Michael Wolgemut was a painter and an important German printmaker of the late 15th and early 16th centuries. In Munich he worked with artists of the stature of Gabriel Mälesskircher, while Albrecht Dürer was one of his pupils. His early works reveal the influence of Rogier van der Weyden, Dieric Bouts and Aelbert van Ouwater. Later, and particularly in his graphic work, the influence of Martin Schongauer becomes apparent. Wolgemut’s style is characterised by the importance given to line and the austere treatment of the figures, with colour reserved for the landscape backgrounds. The sitter in the present work has been identified as Levinus Memminger on the basis of a comparison with the interior left wing of the Saint Catherine Altar in the Lorenzkirche in Nuremberg, commissioned by Memminger in honour of his wife’s patron saint. The similarity between the figures is obvious, both with regard to the position of the face in profile and the arrangement of the hands and fall of the drapery. In the present panel, Wolgemut locates the sitter in a sort of balcony before a landscape receding into the far background. On the left is a tapestry with Memminger’s coat-of-arms and the initials of his name, which also appear in the sky.

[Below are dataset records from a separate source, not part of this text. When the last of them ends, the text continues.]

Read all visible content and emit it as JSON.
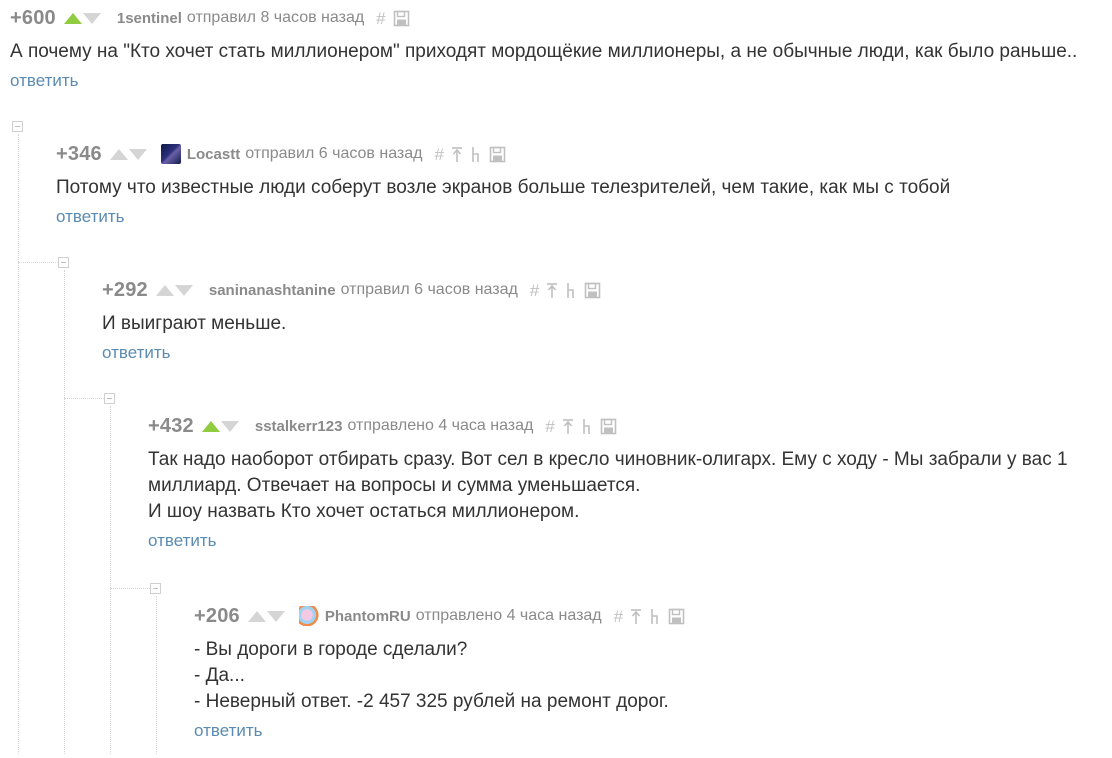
{
  "colors": {
    "text": "#333333",
    "meta": "#8a8a8a",
    "link": "#5b8bb3",
    "upvote_active": "#8fcc3f",
    "vote_idle": "#d5d5d5"
  },
  "comments": [
    {
      "rating": "+600",
      "upvoted": true,
      "author": "1sentinel",
      "time": "отправил 8 часов назад",
      "text": "А почему на \"Кто хочет стать миллионером\" приходят мордощёкие миллионеры, а не обычные люди, как было раньше..",
      "reply": "ответить"
    },
    {
      "rating": "+346",
      "upvoted": false,
      "author": "Locastt",
      "time": "отправил 6 часов назад",
      "text": "Потому что известные люди соберут возле экранов больше телезрителей, чем такие, как мы с тобой",
      "reply": "ответить"
    },
    {
      "rating": "+292",
      "upvoted": false,
      "author": "saninanashtanine",
      "time": "отправил 6 часов назад",
      "text": "И выиграют меньше.",
      "reply": "ответить"
    },
    {
      "rating": "+432",
      "upvoted": true,
      "author": "sstalkerr123",
      "time": "отправлено 4 часа назад",
      "text": "Так надо наоборот отбирать сразу. Вот сел в кресло чиновник-олигарх. Ему с ходу - Мы забрали у вас 1\nмиллиард. Отвечает на вопросы и сумма уменьшается.\nИ шоу назвать Кто хочет остаться миллионером.",
      "reply": "ответить"
    },
    {
      "rating": "+206",
      "upvoted": false,
      "author": "PhantomRU",
      "time": "отправлено 4 часа назад",
      "text": "- Вы дороги в городе сделали?\n- Да...\n- Неверный ответ. -2 457 325 рублей на ремонт дорог.",
      "reply": "ответить"
    }
  ]
}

The similarity between the two depictions of Memminger is evident in the disposition of the face and the three-quarter profile. There are, however, differences in the placement of the hands, the clothes and the background. Wolgemut located the sitter on a narrow terrace and used the parapet as a support for the hands. The setting, as Lübbeke noted, is unusual in the emphasis placed on the landscape at this early date. The background also includes a tapestry in whose upper part we see a coat-of-arms, above which are the sitter’s initials, l.m., in capital letters. In addition, there is another set of initials, h.m.h. below, which are repeated in the sky above the landscape. It has been suggested that these refer to a motto of some sort.

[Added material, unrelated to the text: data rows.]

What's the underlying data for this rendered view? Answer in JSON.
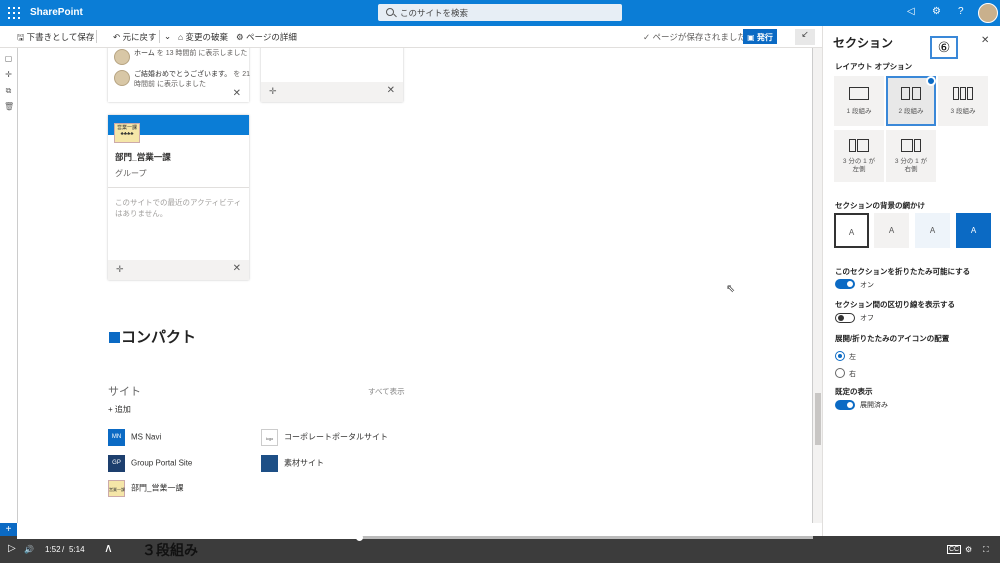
{
  "suitebar": {
    "brand": "SharePoint",
    "search_placeholder": "このサイトを検索"
  },
  "cmdbar": {
    "save_draft": "下書きとして保存",
    "undo": "元に戻す",
    "discard": "変更の破棄",
    "page_details": "ページの詳細",
    "saved_status": "ページが保存されました",
    "publish": "発行"
  },
  "activity": [
    {
      "name": "ホーム",
      "text": "を 13 時間前 に表示しました"
    },
    {
      "name": "ご結婚おめでとうございます。",
      "text": "を 21 時間前 に表示しました"
    }
  ],
  "group_card": {
    "logo_text": "営業一課",
    "title": "部門_営業一課",
    "subtitle": "グループ",
    "empty_text": "このサイトでの最近のアクティビティはありません。"
  },
  "section_heading": "コンパクト",
  "sites": {
    "label": "サイト",
    "show_all": "すべて表示",
    "add": "追加",
    "items": [
      {
        "name": "MS Navi",
        "badge": "MN",
        "color": "#0b6ac4"
      },
      {
        "name": "コーポレートポータルサイト",
        "badge": "logo",
        "color": "#ffffff"
      },
      {
        "name": "Group Portal Site",
        "badge": "GP",
        "color": "#1d3f6e"
      },
      {
        "name": "素材サイト",
        "badge": "",
        "color": "#1d4f86"
      },
      {
        "name": "部門_営業一課",
        "badge": "営業一課",
        "color": "#f5e6a8"
      }
    ]
  },
  "panel": {
    "title": "セクション",
    "layout_label": "レイアウト オプション",
    "layouts": [
      {
        "label": "1 段組み",
        "selected": false
      },
      {
        "label": "2 段組み",
        "selected": true
      },
      {
        "label": "3 段組み",
        "selected": false
      },
      {
        "label": "3 分の 1 が 左側",
        "selected": false
      },
      {
        "label": "3 分の 1 が 右側",
        "selected": false
      }
    ],
    "background_label": "セクションの背景の網かけ",
    "bg_glyph": "A",
    "collapsible_label": "このセクションを折りたたみ可能にする",
    "collapsible_state": "オン",
    "divider_label": "セクション間の区切り線を表示する",
    "divider_state": "オフ",
    "icon_pos_label": "展開/折りたたみのアイコンの配置",
    "icon_pos_left": "左",
    "icon_pos_right": "右",
    "default_label": "既定の表示",
    "default_state": "展開済み"
  },
  "callout": "⑥",
  "video": {
    "current": "1:52",
    "separator": "/",
    "total": "5:14",
    "caption": "３段組み",
    "progress": 0.43
  }
}
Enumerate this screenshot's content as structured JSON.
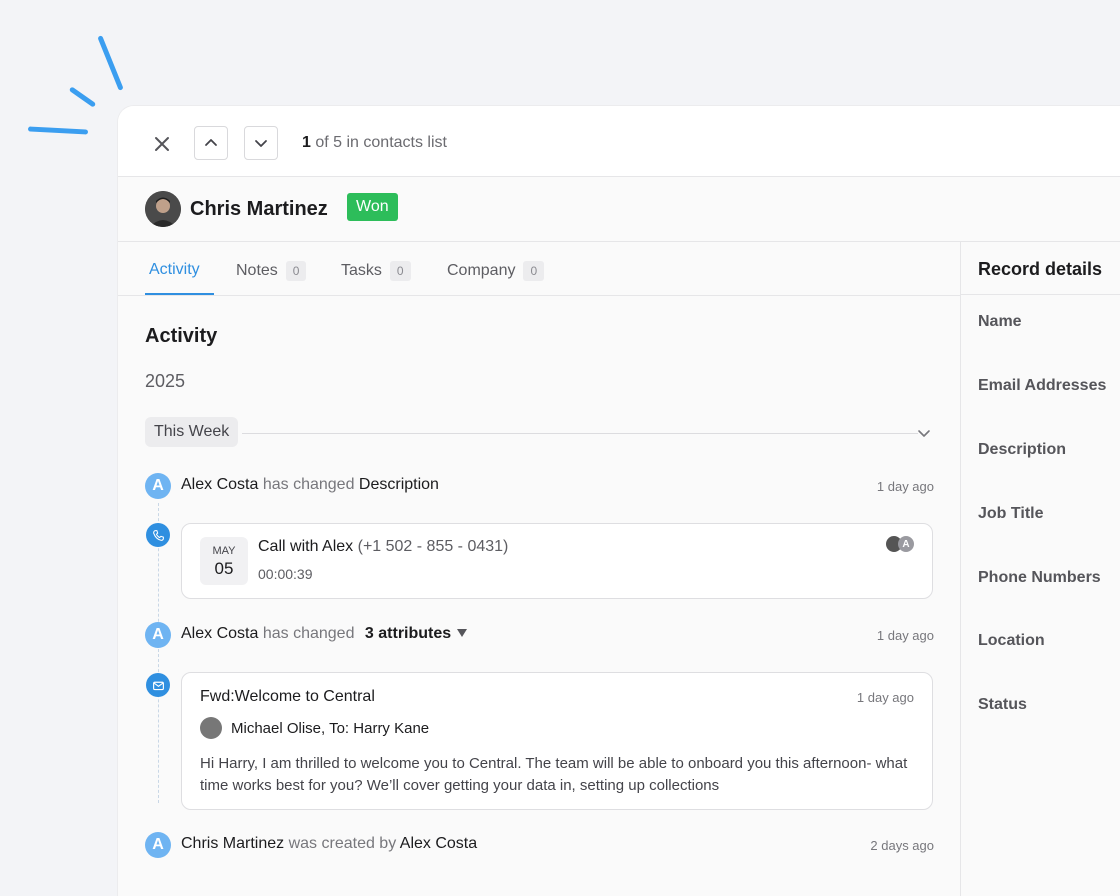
{
  "nav": {
    "pager_current": "1",
    "pager_rest": "of 5 in contacts list"
  },
  "contact": {
    "name": "Chris Martinez",
    "status_badge": "Won"
  },
  "tabs": [
    {
      "label": "Activity",
      "count": ""
    },
    {
      "label": "Notes",
      "count": "0"
    },
    {
      "label": "Tasks",
      "count": "0"
    },
    {
      "label": "Company",
      "count": "0"
    }
  ],
  "activity": {
    "heading": "Activity",
    "year": "2025",
    "period": "This Week",
    "item1": {
      "avatar": "A",
      "actor": "Alex Costa",
      "verb": "has changed",
      "object": "Description",
      "time": "1 day ago"
    },
    "call": {
      "month": "MAY",
      "day": "05",
      "title": "Call with Alex",
      "phone": "(+1 502 - 855 - 0431)",
      "duration": "00:00:39",
      "avatar_letter": "A"
    },
    "item2": {
      "avatar": "A",
      "actor": "Alex Costa",
      "verb": "has changed",
      "object": "3 attributes",
      "time": "1 day ago"
    },
    "email": {
      "subject": "Fwd:Welcome to Central",
      "time": "1 day ago",
      "from_to": "Michael Olise, To: Harry Kane",
      "body": "Hi Harry, I am thrilled to welcome you to Central. The team will be able to onboard  you this afternoon- what time works best for you? We’ll cover getting your data in, setting up collections"
    },
    "item3": {
      "avatar": "A",
      "actor": "Chris Martinez",
      "verb": "was created by",
      "object": "Alex Costa",
      "time": "2 days ago"
    }
  },
  "record_details": {
    "title": "Record details",
    "fields": [
      "Name",
      "Email Addresses",
      "Description",
      "Job Title",
      "Phone Numbers",
      "Location",
      "Status"
    ]
  },
  "colors": {
    "accent": "#2f8fe0",
    "won": "#2dbd5a"
  }
}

Levinus Memminger is precisely depicted using a sober range of colours characteristic of the artist. This austerity contrasts with the imaginary landscape, which is painted in a limited but bright range of tones. The falcons in the sky, one of which has caught a bird, were interpreted by Buchner in a reading that has not generally been accepted. According to Lübbeke they may function as a memento mori. Wolgemut was Dürer’s teacher and was highly respected by his pupil, a sentiment evident in the painted portrait that Dürer made of him when Wolgemut was 82 and its accompanying inscription.